Pria itu seolah berbicara pada angin. Tapi, Khaled tak berniat sedikitpun untuk berhenti. Namun sepertinya hari ini bukan hari yang tepat. Jadi, ia berdiri hendak pergi.

"Tadinya aku akan mengajakmu pergi menemui adikmu."

Pergerakan Atlas terhenti. Sebulan ini pemuda kecil itu tak diberikan izin untuk sekedar pergi ke tempat peristirahatan terakhir Nehan oleh kakeknya dengan alasan tak bisa mengendalikan diri.

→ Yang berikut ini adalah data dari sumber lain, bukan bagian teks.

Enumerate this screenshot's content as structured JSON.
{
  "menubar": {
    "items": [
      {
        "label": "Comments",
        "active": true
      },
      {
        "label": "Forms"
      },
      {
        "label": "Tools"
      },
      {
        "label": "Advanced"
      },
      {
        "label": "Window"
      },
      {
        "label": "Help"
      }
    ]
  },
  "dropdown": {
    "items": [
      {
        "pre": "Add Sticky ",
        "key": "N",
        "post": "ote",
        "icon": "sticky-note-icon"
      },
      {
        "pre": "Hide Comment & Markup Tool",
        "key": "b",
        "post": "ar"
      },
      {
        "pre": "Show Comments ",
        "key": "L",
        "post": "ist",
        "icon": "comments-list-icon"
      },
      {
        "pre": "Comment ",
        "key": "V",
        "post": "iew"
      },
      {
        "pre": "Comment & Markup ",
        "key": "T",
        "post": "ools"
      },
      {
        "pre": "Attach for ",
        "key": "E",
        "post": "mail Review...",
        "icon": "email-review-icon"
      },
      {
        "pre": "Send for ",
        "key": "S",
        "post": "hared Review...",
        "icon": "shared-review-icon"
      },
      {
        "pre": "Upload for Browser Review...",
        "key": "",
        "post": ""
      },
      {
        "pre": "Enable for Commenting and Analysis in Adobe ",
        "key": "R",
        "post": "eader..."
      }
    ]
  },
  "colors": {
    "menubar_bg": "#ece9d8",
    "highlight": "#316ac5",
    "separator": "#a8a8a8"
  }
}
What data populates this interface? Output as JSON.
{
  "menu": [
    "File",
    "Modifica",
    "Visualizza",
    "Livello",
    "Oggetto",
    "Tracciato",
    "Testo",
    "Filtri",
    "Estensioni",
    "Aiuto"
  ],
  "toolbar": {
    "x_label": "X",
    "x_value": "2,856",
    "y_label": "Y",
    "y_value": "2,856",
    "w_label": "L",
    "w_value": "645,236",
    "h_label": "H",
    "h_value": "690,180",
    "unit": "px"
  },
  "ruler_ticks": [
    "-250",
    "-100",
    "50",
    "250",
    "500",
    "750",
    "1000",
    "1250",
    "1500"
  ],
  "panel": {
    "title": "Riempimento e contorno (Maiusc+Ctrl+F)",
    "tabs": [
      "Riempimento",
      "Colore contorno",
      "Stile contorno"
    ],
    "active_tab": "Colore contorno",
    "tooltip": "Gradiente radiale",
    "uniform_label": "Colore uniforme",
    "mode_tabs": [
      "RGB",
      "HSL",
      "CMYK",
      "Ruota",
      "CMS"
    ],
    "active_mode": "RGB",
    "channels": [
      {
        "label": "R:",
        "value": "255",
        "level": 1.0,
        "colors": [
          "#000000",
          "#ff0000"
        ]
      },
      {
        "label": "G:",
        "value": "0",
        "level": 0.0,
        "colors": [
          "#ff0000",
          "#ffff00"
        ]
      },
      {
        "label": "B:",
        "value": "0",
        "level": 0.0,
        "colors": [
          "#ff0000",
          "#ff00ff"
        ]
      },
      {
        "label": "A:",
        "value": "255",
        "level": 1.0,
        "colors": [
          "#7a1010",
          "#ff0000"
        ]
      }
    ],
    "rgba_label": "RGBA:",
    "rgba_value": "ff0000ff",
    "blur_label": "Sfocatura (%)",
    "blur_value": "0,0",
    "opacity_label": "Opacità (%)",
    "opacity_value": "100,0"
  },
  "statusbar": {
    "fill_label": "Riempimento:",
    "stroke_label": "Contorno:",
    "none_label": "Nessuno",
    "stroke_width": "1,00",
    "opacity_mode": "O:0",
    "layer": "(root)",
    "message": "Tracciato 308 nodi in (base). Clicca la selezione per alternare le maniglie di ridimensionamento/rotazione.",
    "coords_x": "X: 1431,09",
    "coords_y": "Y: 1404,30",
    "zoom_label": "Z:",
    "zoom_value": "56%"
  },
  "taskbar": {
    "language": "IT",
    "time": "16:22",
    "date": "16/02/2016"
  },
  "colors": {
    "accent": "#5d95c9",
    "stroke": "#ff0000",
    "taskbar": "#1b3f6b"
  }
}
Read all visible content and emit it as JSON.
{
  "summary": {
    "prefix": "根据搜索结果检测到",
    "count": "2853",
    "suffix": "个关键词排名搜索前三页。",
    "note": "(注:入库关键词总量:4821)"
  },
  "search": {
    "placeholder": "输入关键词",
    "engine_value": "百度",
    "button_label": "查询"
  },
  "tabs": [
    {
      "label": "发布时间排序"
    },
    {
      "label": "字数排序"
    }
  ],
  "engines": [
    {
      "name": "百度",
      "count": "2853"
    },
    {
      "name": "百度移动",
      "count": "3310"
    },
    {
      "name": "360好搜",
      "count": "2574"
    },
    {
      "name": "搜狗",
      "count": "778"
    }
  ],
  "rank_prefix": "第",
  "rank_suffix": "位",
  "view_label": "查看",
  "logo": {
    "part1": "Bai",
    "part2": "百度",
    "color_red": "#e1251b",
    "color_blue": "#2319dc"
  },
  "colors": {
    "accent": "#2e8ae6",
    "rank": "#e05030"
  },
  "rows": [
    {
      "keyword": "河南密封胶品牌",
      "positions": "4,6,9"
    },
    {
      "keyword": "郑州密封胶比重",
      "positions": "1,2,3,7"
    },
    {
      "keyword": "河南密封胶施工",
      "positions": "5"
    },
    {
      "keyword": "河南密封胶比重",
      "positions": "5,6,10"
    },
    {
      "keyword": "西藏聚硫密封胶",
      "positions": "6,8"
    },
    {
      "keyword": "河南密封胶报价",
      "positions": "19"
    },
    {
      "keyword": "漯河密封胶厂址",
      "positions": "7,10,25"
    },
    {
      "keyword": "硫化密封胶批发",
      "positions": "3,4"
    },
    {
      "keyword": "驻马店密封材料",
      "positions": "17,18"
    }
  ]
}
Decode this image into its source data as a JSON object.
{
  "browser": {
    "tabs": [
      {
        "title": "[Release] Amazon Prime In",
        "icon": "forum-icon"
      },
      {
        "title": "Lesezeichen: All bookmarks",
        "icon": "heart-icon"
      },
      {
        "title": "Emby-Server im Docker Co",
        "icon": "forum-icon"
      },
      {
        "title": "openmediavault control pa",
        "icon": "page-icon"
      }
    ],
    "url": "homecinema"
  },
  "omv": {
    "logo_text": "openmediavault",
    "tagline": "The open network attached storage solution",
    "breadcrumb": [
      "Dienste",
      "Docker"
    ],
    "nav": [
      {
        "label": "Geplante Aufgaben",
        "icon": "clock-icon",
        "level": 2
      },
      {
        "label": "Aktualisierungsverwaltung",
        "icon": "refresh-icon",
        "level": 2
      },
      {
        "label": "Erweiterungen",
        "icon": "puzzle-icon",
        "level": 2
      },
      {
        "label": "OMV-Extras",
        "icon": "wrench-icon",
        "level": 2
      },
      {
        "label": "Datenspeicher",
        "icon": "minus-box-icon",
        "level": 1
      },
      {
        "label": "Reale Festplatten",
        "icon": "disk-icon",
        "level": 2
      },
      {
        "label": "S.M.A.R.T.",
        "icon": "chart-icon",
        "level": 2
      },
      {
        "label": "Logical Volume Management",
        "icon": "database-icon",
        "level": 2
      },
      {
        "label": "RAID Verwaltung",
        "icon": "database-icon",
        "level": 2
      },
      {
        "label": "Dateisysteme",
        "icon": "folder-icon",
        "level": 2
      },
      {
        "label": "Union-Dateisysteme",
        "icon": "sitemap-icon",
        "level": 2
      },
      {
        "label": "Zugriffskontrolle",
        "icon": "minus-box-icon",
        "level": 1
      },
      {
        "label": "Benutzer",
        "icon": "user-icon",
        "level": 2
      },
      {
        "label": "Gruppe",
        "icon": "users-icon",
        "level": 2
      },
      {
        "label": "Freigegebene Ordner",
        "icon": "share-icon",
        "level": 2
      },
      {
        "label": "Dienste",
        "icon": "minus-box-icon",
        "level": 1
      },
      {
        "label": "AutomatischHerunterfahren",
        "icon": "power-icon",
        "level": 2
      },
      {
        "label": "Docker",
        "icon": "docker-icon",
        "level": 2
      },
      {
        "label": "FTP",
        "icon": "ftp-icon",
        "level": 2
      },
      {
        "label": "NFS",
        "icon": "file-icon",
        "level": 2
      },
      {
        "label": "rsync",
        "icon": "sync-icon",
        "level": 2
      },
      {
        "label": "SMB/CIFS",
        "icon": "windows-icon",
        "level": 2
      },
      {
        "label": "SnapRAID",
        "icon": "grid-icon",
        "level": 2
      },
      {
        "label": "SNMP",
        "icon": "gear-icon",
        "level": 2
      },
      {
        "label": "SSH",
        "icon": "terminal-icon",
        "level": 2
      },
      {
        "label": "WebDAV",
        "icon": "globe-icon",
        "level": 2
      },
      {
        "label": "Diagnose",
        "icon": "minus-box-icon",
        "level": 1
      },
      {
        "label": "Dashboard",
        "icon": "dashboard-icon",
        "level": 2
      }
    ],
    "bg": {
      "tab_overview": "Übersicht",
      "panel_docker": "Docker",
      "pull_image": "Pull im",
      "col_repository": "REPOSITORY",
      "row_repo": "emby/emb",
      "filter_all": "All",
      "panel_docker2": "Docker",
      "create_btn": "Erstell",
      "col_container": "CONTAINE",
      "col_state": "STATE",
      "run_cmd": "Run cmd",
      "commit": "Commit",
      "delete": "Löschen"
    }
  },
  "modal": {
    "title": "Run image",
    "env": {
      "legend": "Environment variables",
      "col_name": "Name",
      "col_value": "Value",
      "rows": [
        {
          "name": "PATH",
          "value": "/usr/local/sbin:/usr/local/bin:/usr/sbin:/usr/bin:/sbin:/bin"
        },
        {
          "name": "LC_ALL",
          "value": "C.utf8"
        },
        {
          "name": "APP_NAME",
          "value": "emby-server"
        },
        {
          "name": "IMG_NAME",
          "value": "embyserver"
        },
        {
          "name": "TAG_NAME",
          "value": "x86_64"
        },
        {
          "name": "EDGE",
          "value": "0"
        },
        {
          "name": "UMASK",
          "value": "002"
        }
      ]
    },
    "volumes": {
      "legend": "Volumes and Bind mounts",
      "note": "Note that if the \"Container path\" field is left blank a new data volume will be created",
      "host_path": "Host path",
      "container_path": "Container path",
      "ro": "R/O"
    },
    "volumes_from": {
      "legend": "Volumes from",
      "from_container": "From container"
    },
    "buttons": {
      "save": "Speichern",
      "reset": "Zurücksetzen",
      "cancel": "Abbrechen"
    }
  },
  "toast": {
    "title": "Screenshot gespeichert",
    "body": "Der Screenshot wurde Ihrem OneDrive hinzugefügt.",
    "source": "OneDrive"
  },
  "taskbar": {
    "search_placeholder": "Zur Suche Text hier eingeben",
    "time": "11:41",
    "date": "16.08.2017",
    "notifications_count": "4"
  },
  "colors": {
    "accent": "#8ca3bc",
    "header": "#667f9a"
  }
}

Bagaimana tidak, Atlas pernah hendak kabur dari mansion untuk mencari Vince dan membalas dendam. Ia tak bisa lupa ketika kekacauan yang terjadi sudah dapat Atlas kendalikan malam itu, hadiah yang ia dapatkan adalah tubuh dingin adik yang paling ia sayangi. Atlas menolak pemakaman Nehan dengan menahan petinya. Reyes segera bertindak dengan membius Atlas dan mengirimnya ke Toronto.

"Aku akan kembali besok."

"Tunggu."

Langkah Khaled terhenti. Itu suara pertama yang Atlas keluarkan selain tangisan dan teriakan marah. Saat berbalik, wajah pucat putranya terlihat dingin. Hari itu, Atlas melupakan keterpurukannya demi bertemu dengan Nehan yang sudah berpulang.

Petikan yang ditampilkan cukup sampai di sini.